When we do get Single Payer (Not "if", "when". The industry is in its death throes, and no one involved, least of all its most faithful slaves in Congress, is smart enough to revive it, much as they might want to.), it will indeed need a mechanism to set prices to replace the dependence Medicare now has for that function on the portion of the market that now gets its prices negotiated by the insurance industry. Fiat pricing would be a bad, very bad, idea. But the obvious alternative would be for the Single Payer to run a market, really many geographical markets, because medical services are inherently geographically limited, and let supply and demand run free to set prices within that market. Of course these markets won't work unless the provider cartels and monopolies are destroyed, and trade in those markets is freed of those restraints on trade. No one, not even people who think they want Single Payer, seems ready to face that set of entailments of Single Payer, and that is my best explanation of why it is not necessarily dishonest or dishonorable to not be for Single Payer, or interim arrangements, such as the public option, that would swiftly lead to Single Payer.
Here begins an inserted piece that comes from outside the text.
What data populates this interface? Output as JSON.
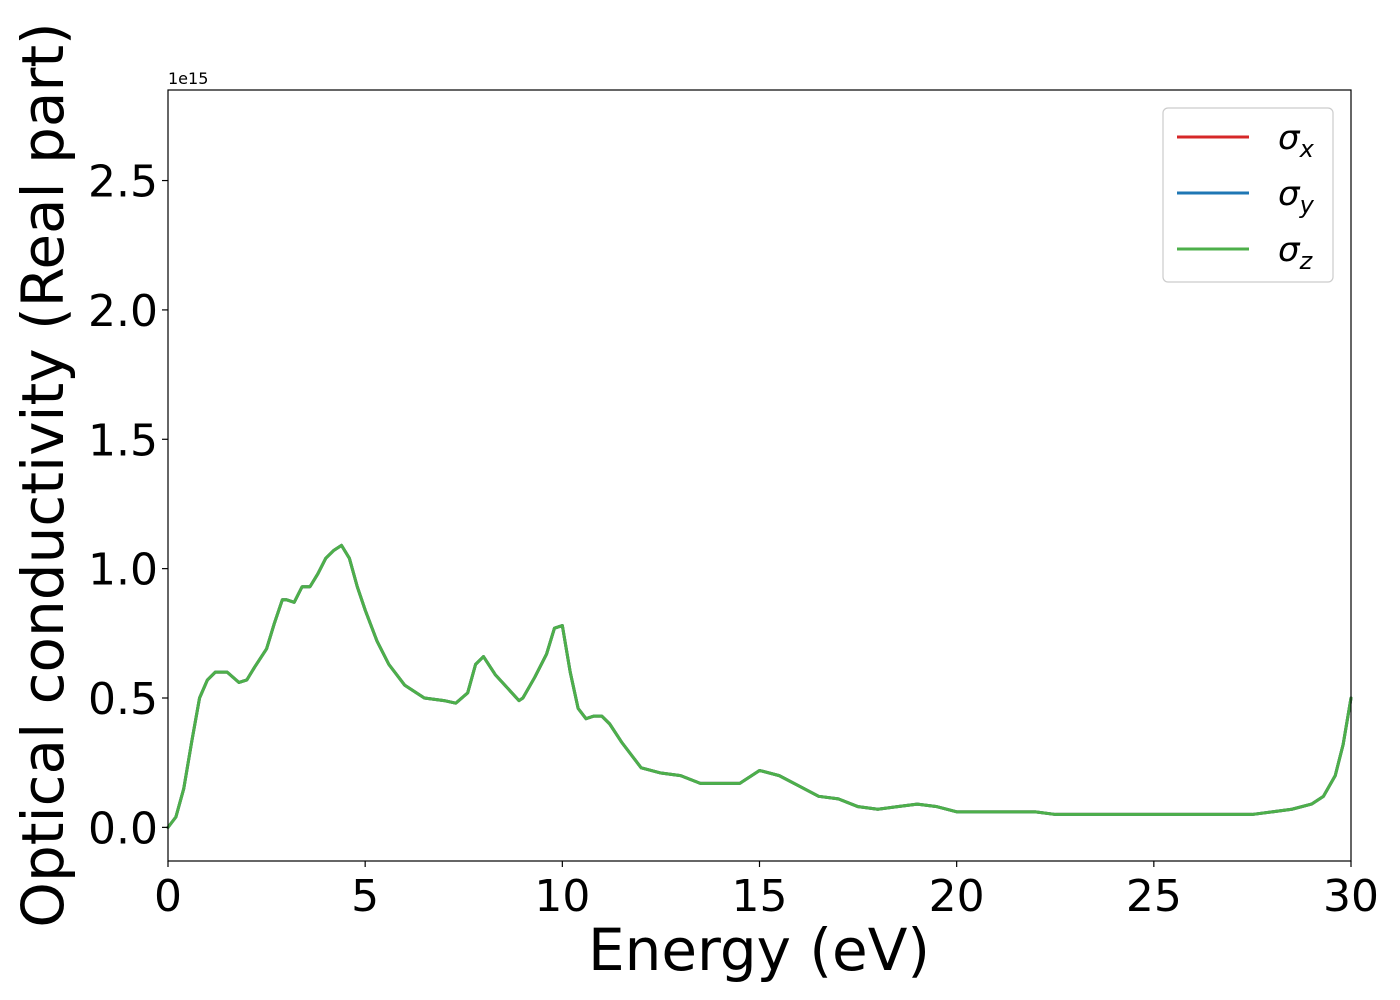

If you can't explain how the Single Payer is going to arrive at the prices that providers will be allowed to charge, you shouldn't be calling the president a sell-out or a coward. If you are still trying to maintain the pleasant fiction that a robust public option will not rather quickly kill off an industry that is on its deathbed already, leaving us with a Single Payer that will have the responsibility to figure out some scheme for setting prices to fill in for the deceased industry, perhaps you need to ackowledge paternity and face your responsbilities. Maybe the president is getting a bit squirrelly about now because he sees a difficulty you are free to feel brave about only because you can't see it yourself, and won't take responsibility for addressing.